Os perfumes são expressões da individualidade e personalidade de cada um. Quando escolhemos determinada fragrância é porque nos identificamos e, de certa forma, esta deixa-nos mais confiantes e seguras.

Cláudia Camacho foi a primeira perfumista portuguesa independente a lançar um perfume. Embora a perfumaria tenha sido sempre uma das suas grandes paixões, só em 2018 – “após  muitos anos a aprender de forma autodidata” – é que decidiu apostar na profissionalização e foi para Londres. Em 2021 lançou “Mystery”, o primeiro perfume em nome próprio, e conta nunca ter pensado queo mesmo tivesse uma aceitação tão grande por parte de uma crítica internacional habituada a trabalhar com as maiores marcas de perfumes do mundo”. Além disso, totalmente desconhecida, até então, no mundo perfumístico, o seu perfume foi considerado um dos destaques do ano, no Reino Unido. A partir daí a sua vida mudou e hoje trabalha a tempo inteiro na área.

Cláudia Camacho. Créditos: Tiago Cação

Cláudia Camacho. Créditos: Tiago Cação

Revela-se, por isso, a pessoa indicada para nos ajudar a desvendar o mundo da perfumaria e para nos dar truques e dicas, que nos vão ajudar a evitar cometer erros na hora de aplicar e comprar um perfume. 

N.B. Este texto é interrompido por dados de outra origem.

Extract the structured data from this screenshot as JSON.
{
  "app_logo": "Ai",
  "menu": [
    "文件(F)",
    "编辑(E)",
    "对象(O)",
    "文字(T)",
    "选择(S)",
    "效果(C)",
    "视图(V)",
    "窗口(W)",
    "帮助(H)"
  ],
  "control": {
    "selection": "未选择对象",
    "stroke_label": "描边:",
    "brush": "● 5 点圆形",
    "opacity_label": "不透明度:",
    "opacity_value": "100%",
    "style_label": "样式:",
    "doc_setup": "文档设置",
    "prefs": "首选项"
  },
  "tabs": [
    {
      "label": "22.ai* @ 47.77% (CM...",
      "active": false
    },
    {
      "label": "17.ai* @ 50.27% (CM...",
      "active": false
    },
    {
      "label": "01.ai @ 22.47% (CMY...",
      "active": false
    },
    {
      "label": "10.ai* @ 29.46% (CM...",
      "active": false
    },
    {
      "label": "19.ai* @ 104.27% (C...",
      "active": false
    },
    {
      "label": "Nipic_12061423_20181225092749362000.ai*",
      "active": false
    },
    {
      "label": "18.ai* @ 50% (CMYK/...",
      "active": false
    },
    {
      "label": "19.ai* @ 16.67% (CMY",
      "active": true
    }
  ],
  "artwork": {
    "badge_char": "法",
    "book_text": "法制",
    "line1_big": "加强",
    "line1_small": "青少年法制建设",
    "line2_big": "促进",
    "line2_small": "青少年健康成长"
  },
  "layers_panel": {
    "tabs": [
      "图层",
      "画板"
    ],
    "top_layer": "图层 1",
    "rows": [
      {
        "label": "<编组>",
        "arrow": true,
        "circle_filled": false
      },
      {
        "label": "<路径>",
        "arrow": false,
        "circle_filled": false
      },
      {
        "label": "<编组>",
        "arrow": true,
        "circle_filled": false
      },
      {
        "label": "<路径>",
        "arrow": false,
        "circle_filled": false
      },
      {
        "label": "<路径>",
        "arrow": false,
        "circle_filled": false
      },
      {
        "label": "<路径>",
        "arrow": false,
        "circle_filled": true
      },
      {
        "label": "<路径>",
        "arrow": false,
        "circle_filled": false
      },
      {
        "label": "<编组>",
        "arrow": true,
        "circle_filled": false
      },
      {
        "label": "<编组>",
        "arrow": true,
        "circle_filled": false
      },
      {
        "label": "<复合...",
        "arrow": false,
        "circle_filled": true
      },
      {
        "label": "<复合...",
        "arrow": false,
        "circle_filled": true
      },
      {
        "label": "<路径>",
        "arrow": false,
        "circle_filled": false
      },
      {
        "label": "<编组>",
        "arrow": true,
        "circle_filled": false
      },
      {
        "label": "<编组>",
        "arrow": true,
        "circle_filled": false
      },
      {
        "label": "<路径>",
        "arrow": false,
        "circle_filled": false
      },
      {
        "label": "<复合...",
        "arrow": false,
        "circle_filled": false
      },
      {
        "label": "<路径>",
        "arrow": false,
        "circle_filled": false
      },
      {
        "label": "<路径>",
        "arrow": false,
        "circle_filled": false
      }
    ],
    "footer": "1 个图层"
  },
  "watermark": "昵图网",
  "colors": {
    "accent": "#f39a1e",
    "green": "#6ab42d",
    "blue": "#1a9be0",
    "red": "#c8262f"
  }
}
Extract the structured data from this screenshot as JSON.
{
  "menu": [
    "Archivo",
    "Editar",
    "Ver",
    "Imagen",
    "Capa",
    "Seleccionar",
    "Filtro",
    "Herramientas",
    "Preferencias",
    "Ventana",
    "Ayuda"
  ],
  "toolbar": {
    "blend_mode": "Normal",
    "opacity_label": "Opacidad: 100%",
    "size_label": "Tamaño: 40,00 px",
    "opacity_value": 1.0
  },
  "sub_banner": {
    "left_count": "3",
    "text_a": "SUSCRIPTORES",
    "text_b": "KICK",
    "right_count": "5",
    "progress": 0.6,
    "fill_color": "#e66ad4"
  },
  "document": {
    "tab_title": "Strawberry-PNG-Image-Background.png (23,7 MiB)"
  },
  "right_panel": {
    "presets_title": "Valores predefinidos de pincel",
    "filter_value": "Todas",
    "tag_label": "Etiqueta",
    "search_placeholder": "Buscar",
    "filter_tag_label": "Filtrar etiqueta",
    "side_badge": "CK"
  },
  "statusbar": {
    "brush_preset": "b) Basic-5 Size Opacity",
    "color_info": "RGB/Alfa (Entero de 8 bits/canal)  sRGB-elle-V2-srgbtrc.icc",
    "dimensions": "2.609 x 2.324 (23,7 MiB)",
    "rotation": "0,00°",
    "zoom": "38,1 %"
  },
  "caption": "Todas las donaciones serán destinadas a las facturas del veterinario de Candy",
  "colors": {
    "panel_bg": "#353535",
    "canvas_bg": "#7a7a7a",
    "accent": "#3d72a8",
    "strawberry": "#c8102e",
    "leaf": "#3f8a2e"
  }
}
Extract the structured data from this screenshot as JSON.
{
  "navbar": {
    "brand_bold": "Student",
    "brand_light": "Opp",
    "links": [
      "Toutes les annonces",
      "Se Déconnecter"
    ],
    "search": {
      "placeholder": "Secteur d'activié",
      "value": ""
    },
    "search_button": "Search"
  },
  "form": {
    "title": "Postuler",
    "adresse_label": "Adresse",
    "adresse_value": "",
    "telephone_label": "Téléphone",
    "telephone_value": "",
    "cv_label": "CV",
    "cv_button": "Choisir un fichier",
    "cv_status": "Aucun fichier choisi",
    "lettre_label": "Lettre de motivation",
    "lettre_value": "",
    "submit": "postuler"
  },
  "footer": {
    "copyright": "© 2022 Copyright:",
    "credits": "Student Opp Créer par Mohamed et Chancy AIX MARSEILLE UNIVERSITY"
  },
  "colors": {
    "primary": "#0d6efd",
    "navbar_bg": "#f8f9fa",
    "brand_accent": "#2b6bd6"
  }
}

Na hora de aplicar uma fragrância, quais são os erros mais comuns?

Não será tanto na hora de aplicar uma fragrância. Será mais na hora de a experimentar. Aí encontro vários erros recorrentes. Vou dar dois exemplos. As pessoas vaporizam o perfume na tira de papel (mouillette) e começam de imediato a abaná-la. Estão, desta forma, a perder o início do perfume, as notas mais voláteis, as notas de topo. É como se tivessem entrado numa sala de cinema e o filme já tivesse começado. O ideal é vaporizar, esperar uns segundos para que o álcool possa evaporar um pouco, e cheirar sem abanar a tira de papel. Outro erro frequente: colocar o perfume nos pulsos e esfregá-los. Estamos a aquecer as moléculas e o que vamos cheirar ficará desvirtuado.

Já todas ouvimos que existem partes do corpo onde devemos aplicar, ou não, perfume. Que partes são essas?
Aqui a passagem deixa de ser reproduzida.